Bireyler ilerleyen yaşlarda yürüme yeteneklerini kaybederek tekerlekli sandalyeye ihtiyaç duyabilmekte ve skolyoz (omurga eğrilikleri) görülebilmektedir. SMA – Tip 4 ise yetişkin çağda ortaya çıkmaktadır. İlerlemesi yavaştır. Ayrıca bu tipe sahip olan hastalar yaşam boyu fonksiyonlarını koruyabilmekte olup SMA ‘nın sebep olduğu diğer semptomlar daha nadir görülebilmektedir. Öğr.Gör.Kübra Küçüktepe, SMA hastlarında fizyoterapi ve rehabilitasyonun temel amacının bireyin olağan durumunun korunarak kötüye gidişin olabildiğince en aza indirgenmesi, bağımsızlığının artırılması veya sürdürümesi ,eklem şekil bozukluklarının önlenmesi, kasların korunması, solunum yolların ait komplikasyonların giderilmesi, sosyal yaşam içerisindeki rollerin ve yaşantının sürdürülebilmesi ve sağlanması, ayrıca ailenin bakım yükünün azaltılması olduğunu söyledi.
Küçüktepe, tedavi prensiplerinin bütüncül ve multidisipliner olması ve her hastanın kendine özel olarak değerlendirilip tedavi edilmesinin büyük önem taşıdığını dile getirdi. Hastalarda kas zayıflığına bağlı olarak ortaya çıkabilecek sorunları engellemek için ortez kullanılabilmektedir. Bağımsızlığın desteklenmesi amacı ile çocuğun fonksiyonel durumuna uygun yürüteç, tekerlekli sandalye gibi yürüme araçları kullanılabilmektedir. Eklemleri ve kasları korumak amaçlı germe ve kuvvetlendirme egzersizleri uygulanmaktadır. Zayıflayan solunum kaslarını kuvvetlendirmek için küçük oral besinler, pipet kullanımı, beslenme sırasında başın dik tutulması ve çene desteği, az ve sık besleme gibi uygulamalar yapılabilmektedir.

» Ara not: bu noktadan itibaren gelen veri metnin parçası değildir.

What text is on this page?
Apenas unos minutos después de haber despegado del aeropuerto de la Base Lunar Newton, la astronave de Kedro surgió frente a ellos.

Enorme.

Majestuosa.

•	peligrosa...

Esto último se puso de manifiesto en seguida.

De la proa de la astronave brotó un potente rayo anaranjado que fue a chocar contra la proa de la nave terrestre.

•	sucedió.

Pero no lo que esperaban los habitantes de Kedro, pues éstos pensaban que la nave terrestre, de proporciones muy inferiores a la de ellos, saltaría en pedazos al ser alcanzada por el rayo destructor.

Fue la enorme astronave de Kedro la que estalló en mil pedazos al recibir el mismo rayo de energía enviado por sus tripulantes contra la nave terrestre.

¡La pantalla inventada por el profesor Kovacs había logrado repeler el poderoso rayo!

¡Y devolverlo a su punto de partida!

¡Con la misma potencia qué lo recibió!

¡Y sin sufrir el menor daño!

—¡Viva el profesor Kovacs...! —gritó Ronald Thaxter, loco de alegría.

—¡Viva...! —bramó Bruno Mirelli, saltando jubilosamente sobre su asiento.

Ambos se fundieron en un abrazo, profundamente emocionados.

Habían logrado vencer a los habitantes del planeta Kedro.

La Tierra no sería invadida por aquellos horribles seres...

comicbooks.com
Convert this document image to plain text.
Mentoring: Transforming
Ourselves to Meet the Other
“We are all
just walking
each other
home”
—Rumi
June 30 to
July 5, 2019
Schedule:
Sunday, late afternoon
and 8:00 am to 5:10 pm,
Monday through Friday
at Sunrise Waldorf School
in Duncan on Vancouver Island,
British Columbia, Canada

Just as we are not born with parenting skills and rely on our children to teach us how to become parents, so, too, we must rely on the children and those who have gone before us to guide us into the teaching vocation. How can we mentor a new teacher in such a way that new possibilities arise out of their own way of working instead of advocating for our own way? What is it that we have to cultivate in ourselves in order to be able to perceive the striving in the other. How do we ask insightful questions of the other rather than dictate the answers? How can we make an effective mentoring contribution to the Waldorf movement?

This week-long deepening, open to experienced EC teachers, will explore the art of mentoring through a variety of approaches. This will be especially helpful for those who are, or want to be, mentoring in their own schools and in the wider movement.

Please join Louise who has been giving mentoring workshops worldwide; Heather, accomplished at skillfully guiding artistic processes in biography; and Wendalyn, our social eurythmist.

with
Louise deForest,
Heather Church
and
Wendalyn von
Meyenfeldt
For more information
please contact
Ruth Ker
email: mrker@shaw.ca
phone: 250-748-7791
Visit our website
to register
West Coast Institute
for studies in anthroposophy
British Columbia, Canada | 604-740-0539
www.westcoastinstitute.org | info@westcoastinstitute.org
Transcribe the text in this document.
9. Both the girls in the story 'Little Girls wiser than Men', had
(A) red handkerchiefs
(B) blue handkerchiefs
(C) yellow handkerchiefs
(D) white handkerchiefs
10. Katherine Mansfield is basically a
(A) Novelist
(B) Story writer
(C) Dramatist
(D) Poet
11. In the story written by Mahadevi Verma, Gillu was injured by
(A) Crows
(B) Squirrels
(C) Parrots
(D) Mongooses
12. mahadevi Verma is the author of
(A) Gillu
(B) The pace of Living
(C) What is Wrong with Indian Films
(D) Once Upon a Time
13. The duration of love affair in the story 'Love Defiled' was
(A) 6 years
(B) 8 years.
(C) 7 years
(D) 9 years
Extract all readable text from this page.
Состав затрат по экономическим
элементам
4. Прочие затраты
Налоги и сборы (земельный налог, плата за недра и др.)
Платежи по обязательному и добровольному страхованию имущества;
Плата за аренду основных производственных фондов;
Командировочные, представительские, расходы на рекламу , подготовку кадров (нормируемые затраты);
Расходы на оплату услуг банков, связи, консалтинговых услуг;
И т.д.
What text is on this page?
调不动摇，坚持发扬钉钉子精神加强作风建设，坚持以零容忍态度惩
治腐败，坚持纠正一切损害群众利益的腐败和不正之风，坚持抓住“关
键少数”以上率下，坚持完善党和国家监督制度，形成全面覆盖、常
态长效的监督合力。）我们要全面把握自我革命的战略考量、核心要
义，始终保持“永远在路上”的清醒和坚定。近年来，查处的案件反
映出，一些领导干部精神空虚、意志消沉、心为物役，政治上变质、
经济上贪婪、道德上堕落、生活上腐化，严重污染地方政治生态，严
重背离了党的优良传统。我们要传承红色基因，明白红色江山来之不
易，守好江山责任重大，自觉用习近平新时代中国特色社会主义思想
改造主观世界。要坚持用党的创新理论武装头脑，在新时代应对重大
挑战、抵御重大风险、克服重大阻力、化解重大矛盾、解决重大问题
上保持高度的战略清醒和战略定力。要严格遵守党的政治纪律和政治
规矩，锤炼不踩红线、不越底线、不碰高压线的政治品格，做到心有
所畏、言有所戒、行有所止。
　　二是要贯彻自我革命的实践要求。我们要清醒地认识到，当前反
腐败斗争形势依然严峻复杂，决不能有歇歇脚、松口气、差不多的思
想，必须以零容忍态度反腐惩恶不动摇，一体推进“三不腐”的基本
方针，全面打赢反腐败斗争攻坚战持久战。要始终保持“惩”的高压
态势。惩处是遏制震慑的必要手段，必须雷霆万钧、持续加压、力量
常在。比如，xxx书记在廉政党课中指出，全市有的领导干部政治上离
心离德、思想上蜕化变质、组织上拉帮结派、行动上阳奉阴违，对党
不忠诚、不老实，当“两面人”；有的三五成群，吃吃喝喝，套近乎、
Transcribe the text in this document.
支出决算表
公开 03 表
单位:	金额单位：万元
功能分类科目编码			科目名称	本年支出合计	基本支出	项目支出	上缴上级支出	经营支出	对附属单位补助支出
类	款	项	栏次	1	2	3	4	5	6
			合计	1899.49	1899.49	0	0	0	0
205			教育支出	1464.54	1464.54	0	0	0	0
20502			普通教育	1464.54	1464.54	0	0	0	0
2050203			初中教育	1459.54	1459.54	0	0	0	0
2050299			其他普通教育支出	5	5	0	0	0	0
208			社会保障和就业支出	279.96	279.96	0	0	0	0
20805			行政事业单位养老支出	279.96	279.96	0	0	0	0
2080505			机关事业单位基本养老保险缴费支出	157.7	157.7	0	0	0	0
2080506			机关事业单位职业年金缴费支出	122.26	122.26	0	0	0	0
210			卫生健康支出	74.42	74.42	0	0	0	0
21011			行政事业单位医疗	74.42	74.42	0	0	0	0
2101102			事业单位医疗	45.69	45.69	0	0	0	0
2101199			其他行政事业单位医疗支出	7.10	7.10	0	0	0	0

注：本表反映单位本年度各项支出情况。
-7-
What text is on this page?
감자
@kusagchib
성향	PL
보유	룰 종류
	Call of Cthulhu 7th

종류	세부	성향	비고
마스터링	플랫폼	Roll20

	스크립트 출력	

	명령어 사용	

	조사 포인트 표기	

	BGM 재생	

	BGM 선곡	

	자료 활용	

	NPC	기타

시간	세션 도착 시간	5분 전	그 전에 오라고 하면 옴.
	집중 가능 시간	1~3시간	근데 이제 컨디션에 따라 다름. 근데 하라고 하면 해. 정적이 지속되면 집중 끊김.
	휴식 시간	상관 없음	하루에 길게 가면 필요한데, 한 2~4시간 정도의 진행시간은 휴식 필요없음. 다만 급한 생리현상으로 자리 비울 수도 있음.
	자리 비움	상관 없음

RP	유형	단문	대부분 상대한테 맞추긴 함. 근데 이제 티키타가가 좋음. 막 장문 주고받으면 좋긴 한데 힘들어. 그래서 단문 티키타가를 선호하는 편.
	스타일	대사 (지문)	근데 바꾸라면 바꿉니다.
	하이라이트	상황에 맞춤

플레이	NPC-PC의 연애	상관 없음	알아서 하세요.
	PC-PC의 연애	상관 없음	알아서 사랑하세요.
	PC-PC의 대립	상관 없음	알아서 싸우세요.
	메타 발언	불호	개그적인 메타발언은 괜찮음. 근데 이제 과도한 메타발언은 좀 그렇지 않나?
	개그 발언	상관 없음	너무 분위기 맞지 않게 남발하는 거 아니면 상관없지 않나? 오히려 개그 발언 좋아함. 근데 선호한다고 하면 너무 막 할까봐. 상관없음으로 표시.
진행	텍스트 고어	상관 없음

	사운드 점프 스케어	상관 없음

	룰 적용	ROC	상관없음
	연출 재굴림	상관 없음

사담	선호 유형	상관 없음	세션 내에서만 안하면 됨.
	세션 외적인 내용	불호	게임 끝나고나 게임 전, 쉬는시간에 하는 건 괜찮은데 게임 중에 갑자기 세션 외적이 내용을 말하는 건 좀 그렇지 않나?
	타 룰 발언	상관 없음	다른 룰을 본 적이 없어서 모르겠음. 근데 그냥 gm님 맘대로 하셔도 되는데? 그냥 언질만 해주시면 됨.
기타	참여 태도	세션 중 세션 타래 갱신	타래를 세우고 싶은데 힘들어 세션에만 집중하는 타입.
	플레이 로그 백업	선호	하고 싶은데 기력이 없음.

Rahat bir solunum için fizyoterapist tarafından uygun pozisyonlamalar hastaya verilip, aileye öğretilmektedir. Ve yine solunumu artırmak için fizyoterapi uygulamalarından olan postural drenaj hastalara yapılabilmektedir. Postüral dengeyi geliştirmek için postür egzersizleri, skolyoz oluşmuşsa bireyde skolyoza yönelik egzersizler verilebilmektedir. Küçüktepe, son olarak her hastanın hangi SMA tipi olduğuna bakılarak hastanın neye ihtiyacı olduğuna dikkat edilerek , hastaya özel olarak egzersiz programı yapılmasının ve uygulanmasının hastanın olumlu tedavi alması açısından büyük önemi olduğunu söyledi.